Em finais do século passado, seguia eu num comboio regional para Lisboa a tentar ler livro chato, Les Langues Spécialisées, que ia apresentar nessa manhã no seminário de Lexicologia. Em Santarém, entra e senta-se a meu lado jovem negro que, vendo-me a ler em Francês, se me dirige nessa língua. E como ele insistia, eu, polidamente, fechei o livro e fui fazendo conversa.
Tinha vindo do Senegal, era uma espécie de bruxo, e muçulmano. Ia a Lisboa à oração semanal na mesquita. O seu trabalho consistia em exorcizar, desfazer mau olhado, pragas e feitiços, intervir como conselheiro matrimonial reconciliando casais desavindos, isto sem pôr em causa a poligamia. Fazia feitiços — bons, só para proteger o cliente de bruxedo de amante rancorosa —, aconselhava submissão à mulher que queria deixar o marido, orientava as orações e rituais islâmicos.

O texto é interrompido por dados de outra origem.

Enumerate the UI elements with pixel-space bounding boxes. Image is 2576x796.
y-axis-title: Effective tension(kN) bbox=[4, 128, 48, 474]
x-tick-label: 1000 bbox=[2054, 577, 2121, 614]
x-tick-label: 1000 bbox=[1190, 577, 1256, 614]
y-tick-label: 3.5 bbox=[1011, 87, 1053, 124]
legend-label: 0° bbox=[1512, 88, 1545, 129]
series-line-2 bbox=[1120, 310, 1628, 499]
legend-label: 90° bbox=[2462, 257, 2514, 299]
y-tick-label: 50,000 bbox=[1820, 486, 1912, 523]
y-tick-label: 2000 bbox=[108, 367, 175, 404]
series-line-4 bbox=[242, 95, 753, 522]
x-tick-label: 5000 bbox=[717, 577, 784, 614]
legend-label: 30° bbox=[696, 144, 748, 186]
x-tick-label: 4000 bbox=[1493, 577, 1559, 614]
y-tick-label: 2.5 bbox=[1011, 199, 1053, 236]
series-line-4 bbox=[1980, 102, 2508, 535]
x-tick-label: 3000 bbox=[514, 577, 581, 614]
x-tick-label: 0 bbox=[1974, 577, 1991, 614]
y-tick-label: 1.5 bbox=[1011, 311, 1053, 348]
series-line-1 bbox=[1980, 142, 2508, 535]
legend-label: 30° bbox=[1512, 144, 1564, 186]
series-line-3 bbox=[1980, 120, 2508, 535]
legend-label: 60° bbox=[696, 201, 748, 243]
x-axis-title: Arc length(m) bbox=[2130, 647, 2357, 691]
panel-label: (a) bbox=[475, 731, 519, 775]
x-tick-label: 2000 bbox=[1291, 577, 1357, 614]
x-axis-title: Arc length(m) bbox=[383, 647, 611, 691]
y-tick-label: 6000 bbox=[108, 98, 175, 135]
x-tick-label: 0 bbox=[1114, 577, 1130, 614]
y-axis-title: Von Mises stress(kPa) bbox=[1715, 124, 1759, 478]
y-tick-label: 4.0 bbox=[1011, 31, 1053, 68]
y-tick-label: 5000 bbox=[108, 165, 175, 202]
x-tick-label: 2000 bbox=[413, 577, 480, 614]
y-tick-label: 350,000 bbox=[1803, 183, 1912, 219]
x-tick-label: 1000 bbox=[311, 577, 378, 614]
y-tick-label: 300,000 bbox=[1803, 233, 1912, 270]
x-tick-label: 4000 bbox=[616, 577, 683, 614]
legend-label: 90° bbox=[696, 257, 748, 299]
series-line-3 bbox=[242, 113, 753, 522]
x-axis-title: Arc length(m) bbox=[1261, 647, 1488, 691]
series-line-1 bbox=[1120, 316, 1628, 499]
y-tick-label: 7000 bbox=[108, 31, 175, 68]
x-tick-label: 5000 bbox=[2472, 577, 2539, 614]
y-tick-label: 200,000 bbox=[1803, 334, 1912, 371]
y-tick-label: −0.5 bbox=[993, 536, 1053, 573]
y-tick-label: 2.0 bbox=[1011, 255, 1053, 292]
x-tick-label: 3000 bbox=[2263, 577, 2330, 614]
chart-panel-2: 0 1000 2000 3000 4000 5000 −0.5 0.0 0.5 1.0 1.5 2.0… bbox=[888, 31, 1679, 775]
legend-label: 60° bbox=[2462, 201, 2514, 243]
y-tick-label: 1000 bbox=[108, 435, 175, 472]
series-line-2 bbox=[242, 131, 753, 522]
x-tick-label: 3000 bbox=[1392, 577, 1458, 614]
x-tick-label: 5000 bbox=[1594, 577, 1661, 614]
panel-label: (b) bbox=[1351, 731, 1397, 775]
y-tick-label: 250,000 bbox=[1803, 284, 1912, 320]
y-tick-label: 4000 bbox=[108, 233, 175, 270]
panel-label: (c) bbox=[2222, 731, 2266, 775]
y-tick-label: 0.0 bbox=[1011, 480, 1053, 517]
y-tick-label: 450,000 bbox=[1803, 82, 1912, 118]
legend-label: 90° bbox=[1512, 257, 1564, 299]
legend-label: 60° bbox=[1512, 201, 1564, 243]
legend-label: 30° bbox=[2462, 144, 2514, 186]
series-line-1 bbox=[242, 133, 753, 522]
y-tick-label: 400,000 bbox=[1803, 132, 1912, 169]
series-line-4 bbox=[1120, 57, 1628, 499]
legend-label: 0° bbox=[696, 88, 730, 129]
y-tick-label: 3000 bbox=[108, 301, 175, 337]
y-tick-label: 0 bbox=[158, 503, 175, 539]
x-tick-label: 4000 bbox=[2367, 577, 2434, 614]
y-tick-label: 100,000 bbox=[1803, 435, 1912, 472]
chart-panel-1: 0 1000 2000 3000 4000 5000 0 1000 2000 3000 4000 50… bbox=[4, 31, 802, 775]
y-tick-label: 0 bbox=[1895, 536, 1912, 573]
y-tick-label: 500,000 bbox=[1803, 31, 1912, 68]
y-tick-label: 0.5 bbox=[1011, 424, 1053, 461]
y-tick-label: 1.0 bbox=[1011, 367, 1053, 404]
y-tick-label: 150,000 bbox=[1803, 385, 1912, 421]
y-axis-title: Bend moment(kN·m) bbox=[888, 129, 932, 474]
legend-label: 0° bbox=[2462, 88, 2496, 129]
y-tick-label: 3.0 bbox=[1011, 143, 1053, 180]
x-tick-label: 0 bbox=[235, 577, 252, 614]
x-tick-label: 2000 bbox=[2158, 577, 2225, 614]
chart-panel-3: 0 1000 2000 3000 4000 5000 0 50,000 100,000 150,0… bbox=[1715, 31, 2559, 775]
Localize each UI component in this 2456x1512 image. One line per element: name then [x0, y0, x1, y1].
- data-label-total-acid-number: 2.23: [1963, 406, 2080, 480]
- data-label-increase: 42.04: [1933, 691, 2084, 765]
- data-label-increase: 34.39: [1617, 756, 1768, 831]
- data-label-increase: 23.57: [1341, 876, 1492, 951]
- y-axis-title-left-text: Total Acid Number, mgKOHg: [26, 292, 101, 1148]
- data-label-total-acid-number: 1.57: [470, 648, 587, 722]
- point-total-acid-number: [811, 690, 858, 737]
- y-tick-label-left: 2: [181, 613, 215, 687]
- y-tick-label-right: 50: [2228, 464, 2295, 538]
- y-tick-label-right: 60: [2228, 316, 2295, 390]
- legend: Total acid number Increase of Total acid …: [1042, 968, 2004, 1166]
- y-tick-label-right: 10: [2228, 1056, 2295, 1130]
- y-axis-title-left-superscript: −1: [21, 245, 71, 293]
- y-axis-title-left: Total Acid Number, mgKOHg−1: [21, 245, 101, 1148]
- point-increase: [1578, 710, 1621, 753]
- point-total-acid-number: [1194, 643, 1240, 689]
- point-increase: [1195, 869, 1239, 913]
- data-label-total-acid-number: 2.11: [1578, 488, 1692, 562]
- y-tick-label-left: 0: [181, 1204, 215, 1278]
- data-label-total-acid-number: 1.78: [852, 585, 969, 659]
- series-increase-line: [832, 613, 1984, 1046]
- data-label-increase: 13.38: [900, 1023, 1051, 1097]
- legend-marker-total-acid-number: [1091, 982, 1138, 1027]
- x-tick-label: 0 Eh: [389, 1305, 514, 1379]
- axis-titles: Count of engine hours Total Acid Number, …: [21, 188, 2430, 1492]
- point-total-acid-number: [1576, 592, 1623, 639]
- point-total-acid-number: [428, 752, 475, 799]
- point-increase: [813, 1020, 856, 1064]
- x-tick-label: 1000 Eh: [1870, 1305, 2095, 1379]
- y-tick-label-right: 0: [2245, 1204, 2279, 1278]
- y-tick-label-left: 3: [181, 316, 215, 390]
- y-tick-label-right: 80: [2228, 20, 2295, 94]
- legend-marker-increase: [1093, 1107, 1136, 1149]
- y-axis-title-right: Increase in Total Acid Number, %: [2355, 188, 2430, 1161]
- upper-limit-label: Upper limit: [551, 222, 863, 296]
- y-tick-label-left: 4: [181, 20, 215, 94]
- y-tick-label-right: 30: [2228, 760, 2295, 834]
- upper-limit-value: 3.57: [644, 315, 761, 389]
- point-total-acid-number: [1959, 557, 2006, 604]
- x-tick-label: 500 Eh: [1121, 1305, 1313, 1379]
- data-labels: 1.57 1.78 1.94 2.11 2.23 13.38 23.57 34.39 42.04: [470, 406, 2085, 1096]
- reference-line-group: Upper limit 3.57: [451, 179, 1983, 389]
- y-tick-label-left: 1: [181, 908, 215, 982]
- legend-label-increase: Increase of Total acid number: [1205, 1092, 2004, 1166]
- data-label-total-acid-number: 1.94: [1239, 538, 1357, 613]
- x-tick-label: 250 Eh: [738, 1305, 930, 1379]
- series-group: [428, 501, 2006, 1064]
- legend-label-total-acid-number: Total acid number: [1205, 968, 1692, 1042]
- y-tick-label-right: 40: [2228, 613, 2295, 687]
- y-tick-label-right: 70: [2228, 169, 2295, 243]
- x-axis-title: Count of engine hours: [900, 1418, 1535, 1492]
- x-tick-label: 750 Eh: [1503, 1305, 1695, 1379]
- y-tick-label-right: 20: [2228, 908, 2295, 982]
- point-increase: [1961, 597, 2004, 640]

Eu, a querer voltar para o meu livro, e para ver se o calava, lá acabei por dizer que essa não era religião para mim, apreciador do vinho e da carne de porco.
—Sabes porque é que um muçulmano não bebe vinho?
Eu não sabia.
— Porque com o vinho ralha e bate na mulher, arma zaragata com os vizinhos…
Bom argumento. Embora eu pense, mas não lho disse, o vinho pague muita culpa injustamente, convencido que estou de que não faz as pessoas piores, apenas revela o que são.
— E a carne de porco?, perguntei, a abreviar-lhe o arrazoado.
Então ele explicou-me esse grande mistério: o Profeta estava a morrer à sede no deserto, apareceu um porco que o levou até uma fonte, salvando-lhe a vida. Pelo que decretou: não comas o porco, que é teu irmão!
Esta irmandade não me convencia. Mas passávamos então pelos estaleiros de construção da Expo e ele, apontando os operários, exclamou triunfante: — Vês? É só pretos a trabalhar nas obras!
Pois, pensei então, penso hoje: viver não custa, é preciso é saber viver.